The climate’s impact on the military and installations was a topic echoed on both sides of the aisle in the July 14 hearing. Rep. Joe Wilson (R-S.C.) asked civilian leaders from the Army, Navy, Air Force, and Defense Department for data on sea levels and temperatures, while Rep. John Garamendi (D-Calif.) asked how they were complying with President Joe Biden’s executive order to prioritize climate change as a national security issue.

In response to Garamendi, Miller pointed to the Air Force’s work in “the operational energy arena,” saying the service has funded small projects with potentially large long-term benefits down the road, including everything from “the angling of our windshield wipers on our aircraft, to little winglets, to things that we’ve been able to modify [on] the aircraft, often stealing good ideas from industry.”

Miller also said the Air Force has conducted two “pull-the-plug” exercises, with plans for more, to ensure it can identify vulnerabilities to the service’s infrastructure, particularly for energy and water.
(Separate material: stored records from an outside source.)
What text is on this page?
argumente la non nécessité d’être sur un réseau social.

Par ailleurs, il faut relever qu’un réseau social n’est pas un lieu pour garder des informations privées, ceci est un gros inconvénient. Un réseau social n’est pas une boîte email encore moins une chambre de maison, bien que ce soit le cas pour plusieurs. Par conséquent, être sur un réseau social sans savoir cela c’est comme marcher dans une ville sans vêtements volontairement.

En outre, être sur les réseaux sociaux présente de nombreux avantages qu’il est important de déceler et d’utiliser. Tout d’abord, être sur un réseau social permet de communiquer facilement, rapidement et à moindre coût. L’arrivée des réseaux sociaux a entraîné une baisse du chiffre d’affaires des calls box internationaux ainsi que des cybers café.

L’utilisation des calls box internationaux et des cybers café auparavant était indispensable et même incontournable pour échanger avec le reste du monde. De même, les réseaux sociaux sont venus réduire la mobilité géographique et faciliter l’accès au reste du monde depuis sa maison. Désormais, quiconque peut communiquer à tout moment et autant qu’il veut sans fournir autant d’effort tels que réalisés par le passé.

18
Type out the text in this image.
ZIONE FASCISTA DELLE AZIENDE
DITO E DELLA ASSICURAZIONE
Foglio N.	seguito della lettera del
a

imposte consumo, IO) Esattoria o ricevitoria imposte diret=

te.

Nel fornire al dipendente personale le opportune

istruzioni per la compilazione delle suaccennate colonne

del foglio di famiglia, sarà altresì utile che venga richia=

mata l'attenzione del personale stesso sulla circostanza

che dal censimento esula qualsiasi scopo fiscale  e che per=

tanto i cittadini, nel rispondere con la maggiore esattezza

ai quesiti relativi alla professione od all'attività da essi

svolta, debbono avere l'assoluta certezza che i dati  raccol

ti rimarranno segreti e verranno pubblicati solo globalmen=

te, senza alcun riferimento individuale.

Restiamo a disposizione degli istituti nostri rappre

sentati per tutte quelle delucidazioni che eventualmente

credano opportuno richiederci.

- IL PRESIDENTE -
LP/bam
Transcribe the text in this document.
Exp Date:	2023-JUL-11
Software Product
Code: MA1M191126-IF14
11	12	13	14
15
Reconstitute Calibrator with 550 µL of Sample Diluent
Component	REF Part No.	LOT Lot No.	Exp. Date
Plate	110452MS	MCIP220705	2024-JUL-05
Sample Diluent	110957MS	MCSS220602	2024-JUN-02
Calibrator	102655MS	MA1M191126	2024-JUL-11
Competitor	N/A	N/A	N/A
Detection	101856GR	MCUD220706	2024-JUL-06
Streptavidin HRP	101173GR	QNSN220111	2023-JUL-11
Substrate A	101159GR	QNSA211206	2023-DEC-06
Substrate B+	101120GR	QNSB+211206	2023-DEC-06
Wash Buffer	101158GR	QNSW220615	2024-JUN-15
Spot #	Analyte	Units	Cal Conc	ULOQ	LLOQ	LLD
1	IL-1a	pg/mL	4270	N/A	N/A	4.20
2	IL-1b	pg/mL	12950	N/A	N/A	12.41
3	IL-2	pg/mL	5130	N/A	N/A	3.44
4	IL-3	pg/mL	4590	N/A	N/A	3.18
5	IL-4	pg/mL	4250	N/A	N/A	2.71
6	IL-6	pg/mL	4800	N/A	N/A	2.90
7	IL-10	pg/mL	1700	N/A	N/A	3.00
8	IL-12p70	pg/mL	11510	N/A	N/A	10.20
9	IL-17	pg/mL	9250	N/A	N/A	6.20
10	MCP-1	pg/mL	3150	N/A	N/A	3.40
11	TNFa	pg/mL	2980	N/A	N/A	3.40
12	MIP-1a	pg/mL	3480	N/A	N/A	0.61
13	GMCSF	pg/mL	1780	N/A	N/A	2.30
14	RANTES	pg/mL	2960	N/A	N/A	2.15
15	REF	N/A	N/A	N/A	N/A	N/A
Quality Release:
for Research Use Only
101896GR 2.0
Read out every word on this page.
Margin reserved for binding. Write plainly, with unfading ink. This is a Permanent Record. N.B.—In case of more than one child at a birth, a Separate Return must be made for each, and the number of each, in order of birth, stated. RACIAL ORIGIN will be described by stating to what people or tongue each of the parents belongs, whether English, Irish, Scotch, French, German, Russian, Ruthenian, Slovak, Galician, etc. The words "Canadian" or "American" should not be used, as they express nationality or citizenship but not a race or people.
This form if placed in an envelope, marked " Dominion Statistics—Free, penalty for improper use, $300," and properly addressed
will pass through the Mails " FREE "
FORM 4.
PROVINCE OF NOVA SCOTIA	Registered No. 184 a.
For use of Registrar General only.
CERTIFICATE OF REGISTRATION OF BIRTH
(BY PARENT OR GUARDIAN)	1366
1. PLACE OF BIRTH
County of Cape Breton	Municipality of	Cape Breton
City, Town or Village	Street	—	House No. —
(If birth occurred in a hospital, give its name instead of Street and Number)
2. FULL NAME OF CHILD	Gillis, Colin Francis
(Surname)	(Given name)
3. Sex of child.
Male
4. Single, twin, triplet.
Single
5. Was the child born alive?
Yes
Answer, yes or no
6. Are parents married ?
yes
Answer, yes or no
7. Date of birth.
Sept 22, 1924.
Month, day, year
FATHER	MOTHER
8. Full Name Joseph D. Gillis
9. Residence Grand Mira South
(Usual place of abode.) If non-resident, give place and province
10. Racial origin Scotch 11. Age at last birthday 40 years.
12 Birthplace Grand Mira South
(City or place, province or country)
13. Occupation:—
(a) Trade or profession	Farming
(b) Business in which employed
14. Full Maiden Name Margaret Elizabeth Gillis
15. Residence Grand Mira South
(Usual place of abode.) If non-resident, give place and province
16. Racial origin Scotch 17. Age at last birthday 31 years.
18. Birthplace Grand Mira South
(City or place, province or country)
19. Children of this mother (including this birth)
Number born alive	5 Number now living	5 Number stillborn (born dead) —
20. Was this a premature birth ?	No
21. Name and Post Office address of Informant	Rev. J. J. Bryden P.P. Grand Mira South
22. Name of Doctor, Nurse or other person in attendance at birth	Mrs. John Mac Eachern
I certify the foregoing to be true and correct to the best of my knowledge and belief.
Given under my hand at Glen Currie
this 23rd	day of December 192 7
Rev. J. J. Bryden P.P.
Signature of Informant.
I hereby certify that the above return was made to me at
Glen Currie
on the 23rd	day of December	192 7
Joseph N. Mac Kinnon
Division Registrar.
Should a natural disaster strike, ensuring minimal disruptions in those areas will be key to maintaining mission readiness.

In that same vein, Miller told Wilson that the department has a “great interest” in small modular nuclear reactors. Before he left office, President Donald Trump issued an executive order directing the Defense Department to explore potential uses for such sources of nuclear power, including energy security and flexibility. Miller added July 14 that she is “excited to see what capabilities that provides us.”